Al. Jerozolimskie 134
02-305 Warsaw
Poland

Manufacturer
KabiPac bottles
Fresenius Kabi Polska Sp. z o.o.
ul. Sienkiewicza 25
99-300 Kutno
Poland

free flex bags
HP Halden Pharma AS
Svinesundsveien 80
1788 Halden
Norway

For further information, please contact the Marketing Authorisation Holder:
Fresenius Kabi Polska Sp. z o.o.
Al.

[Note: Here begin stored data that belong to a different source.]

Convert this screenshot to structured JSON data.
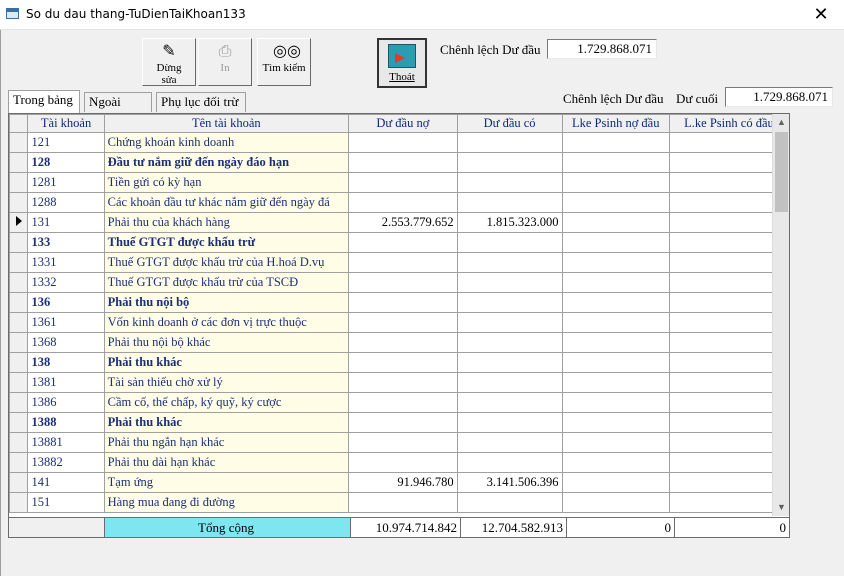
{
  "window": {
    "title": "So du dau thang-TuDienTaiKhoan133",
    "close_glyph": "✕"
  },
  "toolbar": {
    "stop_edit_label": "Dừng sửa",
    "print_label": "In",
    "search_label": "Tìm kiếm",
    "exit_label": "Thoát"
  },
  "diff_opening": {
    "label": "Chênh lệch Dư đầu",
    "value": "1.729.868.071"
  },
  "diff_closing": {
    "label_opening": "Chênh lệch Dư đầu",
    "label_closing": "Dư cuối",
    "value": "1.729.868.071"
  },
  "tabs": [
    "Trong bảng",
    "Ngoài bảng",
    "Phụ lục đối trừ"
  ],
  "columns": [
    "Tài khoản",
    "Tên tài khoản",
    "Dư đầu nợ",
    "Dư đầu có",
    "Lke Psinh nợ đầu",
    "L.ke Psinh có đầu"
  ],
  "rows": [
    {
      "code": "121",
      "name": "Chứng khoán kinh doanh",
      "no": "",
      "co": "",
      "bold": false
    },
    {
      "code": "128",
      "name": "Đầu tư nắm giữ đến ngày đáo hạn",
      "no": "",
      "co": "",
      "bold": true
    },
    {
      "code": "1281",
      "name": "Tiền gửi có kỳ hạn",
      "no": "",
      "co": "",
      "bold": false
    },
    {
      "code": "1288",
      "name": "Các khoản đầu tư khác nắm giữ đến ngày đá",
      "no": "",
      "co": "",
      "bold": false
    },
    {
      "code": "131",
      "name": "Phải thu của khách hàng",
      "no": "2.553.779.652",
      "co": "1.815.323.000",
      "bold": false
    },
    {
      "code": "133",
      "name": "Thuế GTGT được khấu trừ",
      "no": "",
      "co": "",
      "bold": true
    },
    {
      "code": "1331",
      "name": "Thuế GTGT được khấu trừ của H.hoá D.vụ",
      "no": "",
      "co": "",
      "bold": false
    },
    {
      "code": "1332",
      "name": "Thuế GTGT được khấu trừ của TSCĐ",
      "no": "",
      "co": "",
      "bold": false
    },
    {
      "code": "136",
      "name": "Phải thu nội bộ",
      "no": "",
      "co": "",
      "bold": true
    },
    {
      "code": "1361",
      "name": "Vốn kinh doanh ở các đơn vị trực thuộc",
      "no": "",
      "co": "",
      "bold": false
    },
    {
      "code": "1368",
      "name": "Phải thu nội bộ khác",
      "no": "",
      "co": "",
      "bold": false
    },
    {
      "code": "138",
      "name": "Phải thu khác",
      "no": "",
      "co": "",
      "bold": true
    },
    {
      "code": "1381",
      "name": "Tài sản thiếu chờ xử lý",
      "no": "",
      "co": "",
      "bold": false
    },
    {
      "code": "1386",
      "name": "Cầm cố, thế chấp, ký quỹ, ký cược",
      "no": "",
      "co": "",
      "bold": false
    },
    {
      "code": "1388",
      "name": "Phải thu khác",
      "no": "",
      "co": "",
      "bold": true
    },
    {
      "code": "13881",
      "name": "Phải thu ngắn hạn khác",
      "no": "",
      "co": "",
      "bold": false
    },
    {
      "code": "13882",
      "name": "Phải thu dài hạn khác",
      "no": "",
      "co": "",
      "bold": false
    },
    {
      "code": "141",
      "name": "Tạm ứng",
      "no": "91.946.780",
      "co": "3.141.506.396",
      "bold": false
    },
    {
      "code": "151",
      "name": "Hàng mua đang đi đường",
      "no": "",
      "co": "",
      "bold": false
    }
  ],
  "totals": {
    "label": "Tổng cộng",
    "no": "10.974.714.842",
    "co": "12.704.582.913",
    "lke_no": "0",
    "lke_co": "0"
  }
}
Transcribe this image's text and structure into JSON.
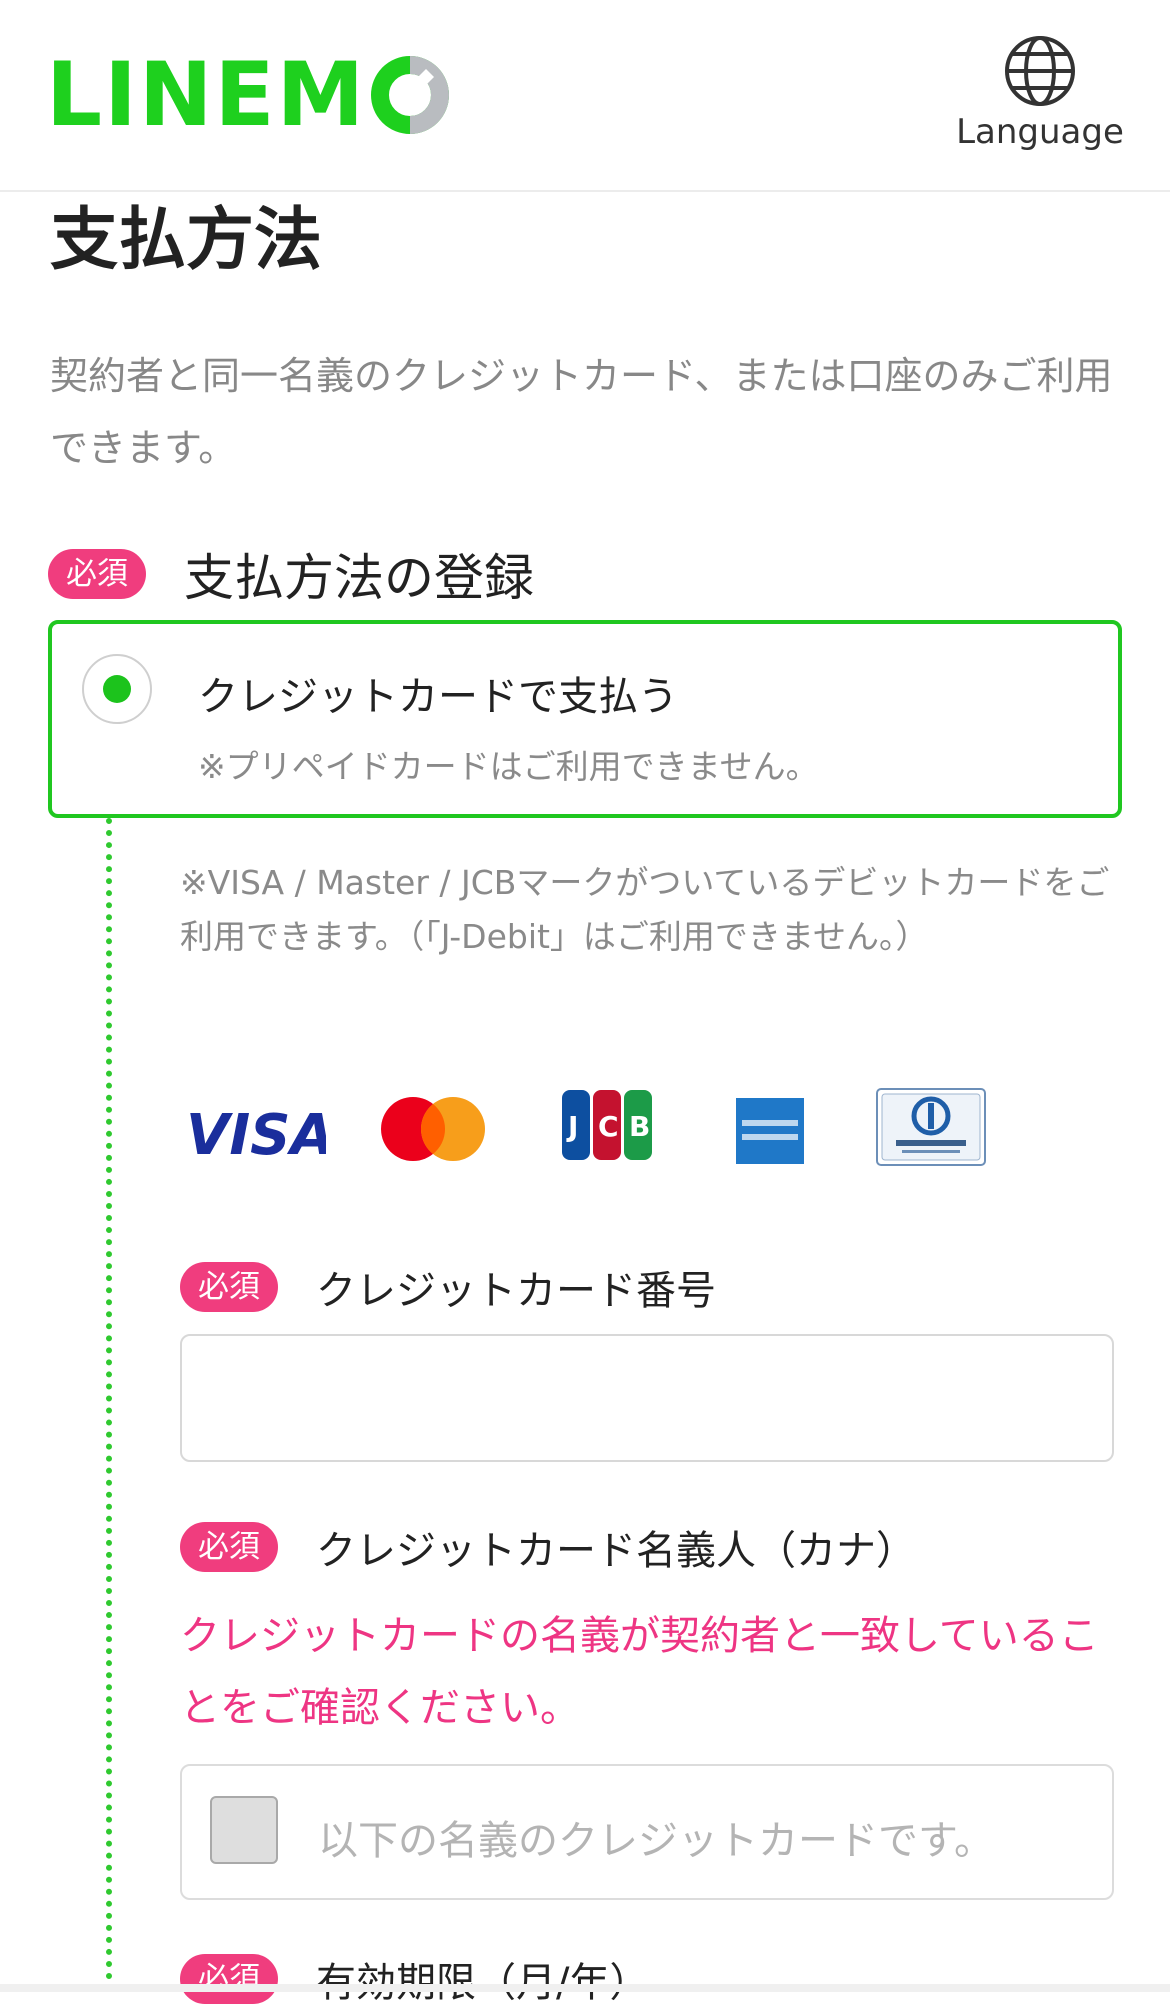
{
  "header": {
    "logo_text": "LINEM",
    "logo_colors": {
      "text": "#1ed01e",
      "ring": "#b9bcc0"
    },
    "language_label": "Language",
    "language_icon": "globe-icon"
  },
  "page": {
    "title": "支払方法",
    "intro": "契約者と同一名義のクレジットカード、または口座のみご利用できます。"
  },
  "payment_section": {
    "required_badge": "必須",
    "title": "支払方法の登録",
    "option": {
      "label": "クレジットカードで支払う",
      "note": "※プリペイドカードはご利用できません。",
      "selected": true
    },
    "debit_note": "※VISA / Master / JCBマークがついているデビットカードをご利用できます。（「J-Debit」はご利用できません。）",
    "card_brands": [
      {
        "name": "VISA",
        "icon": "visa-icon"
      },
      {
        "name": "Mastercard",
        "icon": "mastercard-icon"
      },
      {
        "name": "JCB",
        "icon": "jcb-icon"
      },
      {
        "name": "American Express",
        "icon": "amex-icon"
      },
      {
        "name": "Diners Club",
        "icon": "diners-club-icon"
      }
    ]
  },
  "card_number": {
    "required_badge": "必須",
    "label": "クレジットカード番号",
    "value": "",
    "placeholder": ""
  },
  "card_holder": {
    "required_badge": "必須",
    "label": "クレジットカード名義人（カナ）",
    "warning": "クレジットカードの名義が契約者と一致していることをご確認ください。",
    "checkbox_label": "以下の名義のクレジットカードです。",
    "checked": false
  },
  "expiry": {
    "required_badge": "必須",
    "label": "有効期限（月/年）"
  },
  "colors": {
    "accent_green": "#20c720",
    "required_pink": "#f03d7e",
    "warning_pink": "#ee3583",
    "muted_text": "#8a8a8a"
  }
}
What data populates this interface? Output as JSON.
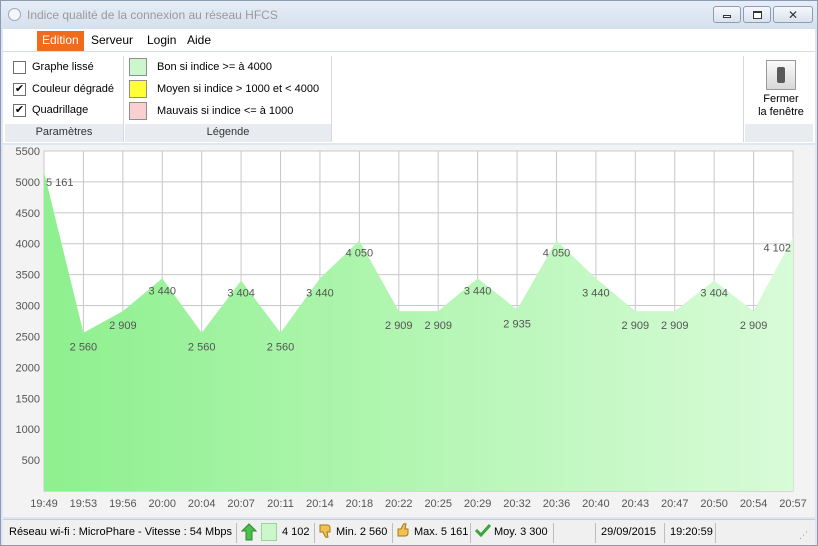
{
  "window": {
    "title": "Indice qualité de la connexion au réseau HFCS"
  },
  "menu": {
    "items": [
      "Edition",
      "Serveur",
      "Login",
      "Aide"
    ],
    "active": "Edition",
    "accent_color": "#f26b1d"
  },
  "params": {
    "group_label": "Paramètres",
    "options": [
      {
        "label": "Graphe lissé",
        "checked": false
      },
      {
        "label": "Couleur dégradé",
        "checked": true
      },
      {
        "label": "Quadrillage",
        "checked": true
      }
    ]
  },
  "legend": {
    "group_label": "Légende",
    "items": [
      {
        "label": "Bon si indice >= à 4000",
        "color": "#ccf7cc"
      },
      {
        "label": "Moyen si indice > 1000 et < 4000",
        "color": "#ffff33"
      },
      {
        "label": "Mauvais si indice <= à 1000",
        "color": "#f9cfcf"
      }
    ]
  },
  "close_tool": {
    "label_line1": "Fermer",
    "label_line2": "la fenêtre",
    "icon": "switch-icon"
  },
  "chart_data": {
    "type": "area",
    "x": [
      "19:49",
      "19:53",
      "19:56",
      "20:00",
      "20:04",
      "20:07",
      "20:11",
      "20:14",
      "20:18",
      "20:22",
      "20:25",
      "20:29",
      "20:32",
      "20:36",
      "20:40",
      "20:43",
      "20:47",
      "20:50",
      "20:54",
      "20:57"
    ],
    "values": [
      5161,
      2560,
      2909,
      3440,
      2560,
      3404,
      2560,
      3440,
      4050,
      2909,
      2909,
      3440,
      2935,
      4050,
      3440,
      2909,
      2909,
      3404,
      2909,
      4102
    ],
    "data_labels": [
      "5 161",
      "2 560",
      "2 909",
      "3 440",
      "2 560",
      "3 404",
      "2 560",
      "3 440",
      "4 050",
      "2 909",
      "2 909",
      "3 440",
      "2 935",
      "4 050",
      "3 440",
      "2 909",
      "2 909",
      "3 404",
      "2 909",
      "4 102"
    ],
    "ylim": [
      0,
      5500
    ],
    "yticks": [
      "500",
      "1000",
      "1500",
      "2000",
      "2500",
      "3000",
      "3500",
      "4000",
      "4500",
      "5000",
      "5500"
    ],
    "grid": true,
    "fill_gradient": [
      "#8ef08e",
      "#d8fbd8"
    ]
  },
  "status": {
    "network": "Réseau wi-fi : MicroPhare  -  Vitesse : 54 Mbps",
    "current": "4 102",
    "min": "Min. 2 560",
    "max": "Max. 5 161",
    "avg": "Moy. 3 300",
    "date": "29/09/2015",
    "time": "19:20:59"
  }
}
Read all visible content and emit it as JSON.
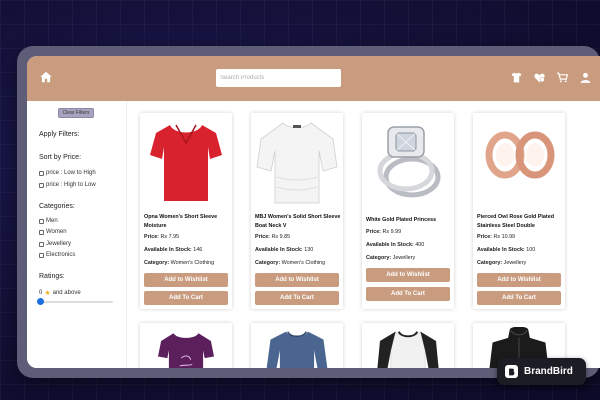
{
  "search": {
    "placeholder": "Search Products"
  },
  "top_icons": [
    "home-icon",
    "tshirt-icon",
    "wishlist-icon",
    "cart-icon",
    "user-icon"
  ],
  "sidebar": {
    "clear_filters": "Clear Filters",
    "apply_filters": "Apply Filters:",
    "sort_label": "Sort by Price:",
    "sort_options": [
      "price : Low to High",
      "price : High to Low"
    ],
    "categories_label": "Categories:",
    "categories": [
      "Men",
      "Women",
      "Jewellery",
      "Electronics"
    ],
    "ratings_label": "Ratings:",
    "ratings_value": "0",
    "ratings_suffix": "and above",
    "ratings_level": 0
  },
  "products": [
    {
      "title": "Opna Women's Short Sleeve Moisture",
      "price_label": "Price:",
      "price": "Rs 7.95",
      "stock_label": "Available In Stock:",
      "stock": "146",
      "category_label": "Category:",
      "category": "Women's Clothing",
      "wishlist": "Add to Wishlist",
      "cart": "Add To Cart"
    },
    {
      "title": "MBJ Women's Solid Short Sleeve Boat Neck V",
      "price_label": "Price:",
      "price": "Rs 9.85",
      "stock_label": "Available In Stock:",
      "stock": "130",
      "category_label": "Category:",
      "category": "Women's Clothing",
      "wishlist": "Add to Wishlist",
      "cart": "Add To Cart"
    },
    {
      "title": "White Gold Plated Princess",
      "price_label": "Price:",
      "price": "Rs 9.99",
      "stock_label": "Available In Stock:",
      "stock": "400",
      "category_label": "Category:",
      "category": "Jewellery",
      "wishlist": "Add to Wishlist",
      "cart": "Add To Cart"
    },
    {
      "title": "Pierced Owl Rose Gold Plated Stainless Steel Double",
      "price_label": "Price:",
      "price": "Rs 10.99",
      "stock_label": "Available In Stock:",
      "stock": "100",
      "category_label": "Category:",
      "category": "Jewellery",
      "wishlist": "Add to Wishlist",
      "cart": "Add To Cart"
    }
  ],
  "colors": {
    "accent": "#c99c7f",
    "background": "#121036",
    "slider": "#1a6ee0"
  },
  "badge": {
    "text": "BrandBird"
  }
}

Jerozolimskie 134
02-305 Warsaw
Poland
Tel.: +48 22 345 67 89

This medicinal product is authorised in the European Economic Area countries under the following names:
Austria Moxifloxacin Kabi 400 mg Infusionslösung
Belgium Moxifloxacine Fresenius Kabi 400 mg/250 ml oplossing voor infusie
Bulgaria Моксифлоксацин Каби 400 mg/250 ml инфузионен разтвор
Croatia Moxifloxacin Kabi 400 mg/250 ml otopina za infuziju
Czech Republic Moxifloxacin Kabi 400 mg/250 ml infuzní roztok
Denmark Moxifloxacin Fresenius Kabi
Finland Moxifloxacin Fresenius Kabi 400 mg/250 ml infuusioneste, liuos
Spain Moxifloxacino Kabi 400 mg/250 ml solución para perfusión
Netherlands Moxifloxacine Fresenius Kabi 400 mg/250 ml oplossing voor infusie
Ireland Moxifloxacin 400 mg/250 ml solution for infusion
Luxembourg Moxifloxacin Kabi 400 mg/250 ml solution pour perfusion
Germany Moxifloxacin Kabi 400 mg Infusionslösung
Poland Moxifloxacin Kabi
Romania Moxifloxacina Kabi 400 mg/250 ml soluţie perfuzabilă
Slovakia Moxifloxacin Kabi 400 mg/250 ml infúzny roztok
Slovenia Moksifloksacin Kabi 400 mg/250 ml raztopina za infundiranje
Sweden Moxifloxacin Fresenius Kabi 400 mg/250 ml, infusionsvätska, lösning
Hungary Moxifloxacin Kabi 400 mg/250 ml oldatos infúzió

Information intended exclusively for medical professionals:

Moxifloxacin Kabi may be administered through a three-way stopcock together with the following solutions:
Water for Injections, 0.9% sodium chloride solution, 5% and 10% glucose solution, Ringer's solution,
compound sodium lactate solution (Hartmann's solution, Ringer's solution with lactate).
Moxifloxacin Kabi must not be administered simultaneously with other medicinal products.
The following solutions have been shown to be incompatible with moxifloxacin infusion solution:
­ 10% and 20% sodium chloride solutions;
­ 4.2% and 8.4% sodium bicarbonate solutions.